Now comes the recovery for the 45-year-old, something he’s, unfortunately, had as much experience with as he has hoisting trophies. But those have been different as he’s attempted to extend his career through neck and knee and back issues.
These injuries are traumatic. As serious as surgery is to repair a balky knee (of which he’s had four) or problematic back (five, the latest on Dec. 23), Tiger now faces his most challenging comeback.
But this is Tiger, and do not count him out. And if you are a big Tiger Woods fanatic and wondering if you will see him on a golf course ever again … here’s a story to give you hope.
In 1949, during the prime of his career, the vehicle Ben Hogan was driving was hit head on by a Greyhound bus. Hogan was in his Cadillac in west Texas with his wife, Valerie, in the passenger seat when the bus attempted to pass another vehicle on a bridge leaving Hogan nowhere to go.
Hogan was 36. He suffered a double fracture of the pelvis, fractured collar bone, left ankle fracture, chipped rib and dealt with severe blood clots in his legs that were life threatening. What saved his life was his decision to protect his wife by throwing himself on top of her on the passenger side of the car. The steering column punctured the driver’s seat.
Although doctors said Hogan might not ever walk again, let along play golf, and although he would suffer from circulation problems the rest of his life and forced to wrap his legs before every round to reduce the swelling, Hogan had the best stretch of his career following the crash, from 1950-1953.
Among his nine Tour titles during this stretch were six majors (he won nine in his career), including the Masters, U.S. Open and British Open in 1953. He won those six majors in nine starts.
Tiger has two milestones remaining, capturing that 83rd PGA Tour victory to break the tie with Sam Snead for the most ever and catching Nicklaus, whose 18 majors remains the standard.
The former was very attainable before Tuesday. The later, not so much. The 2019 Masters was Tigers’ 15th and his lone major championship in the last 13 years.
But even at 45, do not close the books on a career that has been everything from transcendent to tragic. Hogan’s story is inspirational for those who want to believe Tiger will return. Of course, six majors is not in Tigers' future, like it was in Hogan’s following his accident, but that will not define the final chapter of Tiger’s career.

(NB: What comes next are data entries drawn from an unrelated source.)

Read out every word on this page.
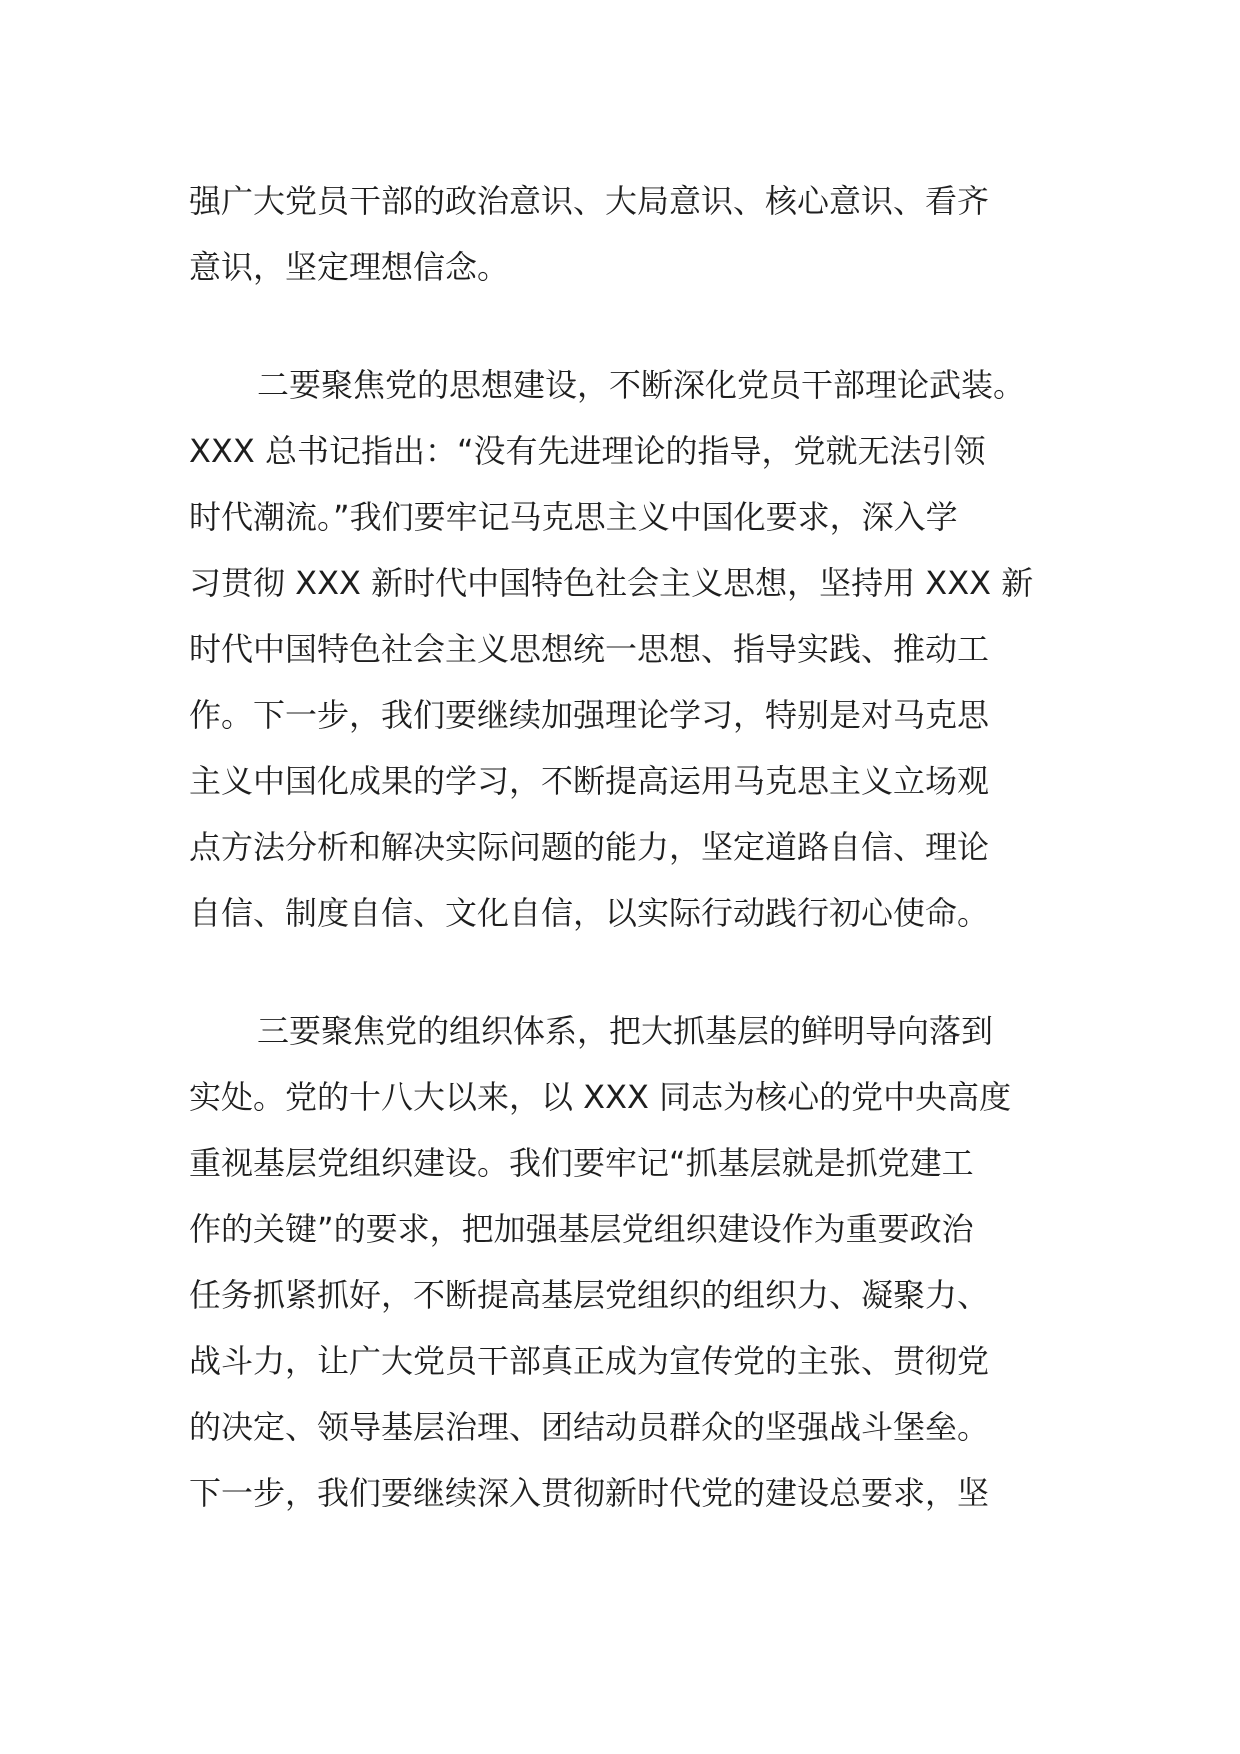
强广大党员干部的政治意识、大局意识、核心意识、看齐
意识，坚定理想信念。

二要聚焦党的思想建设，不断深化党员干部理论武装。
XXX 总书记指出：“没有先进理论的指导，党就无法引领
时代潮流。”我们要牢记马克思主义中国化要求，深入学
习贯彻 XXX 新时代中国特色社会主义思想，坚持用 XXX 新
时代中国特色社会主义思想统一思想、指导实践、推动工
作。下一步，我们要继续加强理论学习，特别是对马克思
主义中国化成果的学习，不断提高运用马克思主义立场观
点方法分析和解决实际问题的能力，坚定道路自信、理论
自信、制度自信、文化自信，以实际行动践行初心使命。

三要聚焦党的组织体系，把大抓基层的鲜明导向落到
实处。党的十八大以来，以 XXX 同志为核心的党中央高度
重视基层党组织建设。我们要牢记“抓基层就是抓党建工
作的关键”的要求，把加强基层党组织建设作为重要政治
任务抓紧抓好，不断提高基层党组织的组织力、凝聚力、
战斗力，让广大党员干部真正成为宣传党的主张、贯彻党
的决定、领导基层治理、团结动员群众的坚强战斗堡垒。
下一步，我们要继续深入贯彻新时代党的建设总要求，坚
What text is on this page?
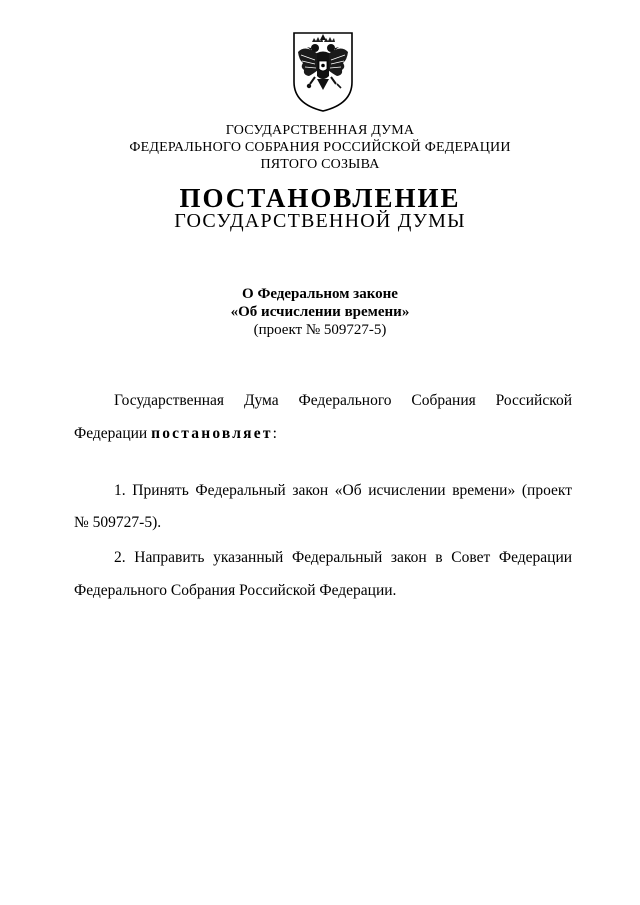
ГОСУДАРСТВЕННАЯ ДУМА
ФЕДЕРАЛЬНОГО СОБРАНИЯ РОССИЙСКОЙ ФЕДЕРАЦИИ
ПЯТОГО СОЗЫВА
ПОСТАНОВЛЕНИЕ
ГОСУДАРСТВЕННОЙ ДУМЫ
О Федеральном законе
«Об исчислении времени»
(проект № 509727-5)
Государственная Дума Федерального Собрания Российской
Федерации постановляет:
1. Принять Федеральный закон «Об исчислении времени» (проект
№ 509727-5).
2. Направить указанный Федеральный закон в Совет Федерации
Федерального Собрания Российской Федерации.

The best news in the hours following the crash was Tiger’s injuries were not life-threatening. The best news following surgery was Tiger was "awake, responsive and recovering.”
Nobody expects the Tiger Woods of the late ‘90s and 2000s to ever again walk the fairways. But that was not the expectation before the accident.
Tiger still may play again. He never will be that dominant intimidator, but we knew that before Tuesday. But that’s OK. Just to see Tiger in a field in a PGA Tour event would be inspiring and a boost, not just that event, but to the sport. Tiger does not have to win a tournament or even contend on a Sunday to add juice to an event.
Tiger’s victory at the 2019 Masters was inspirational and a heartwarming comeback story. But that could be topped by Tiger one day just getting back on a golf course again.
That would be a comeback for the ages.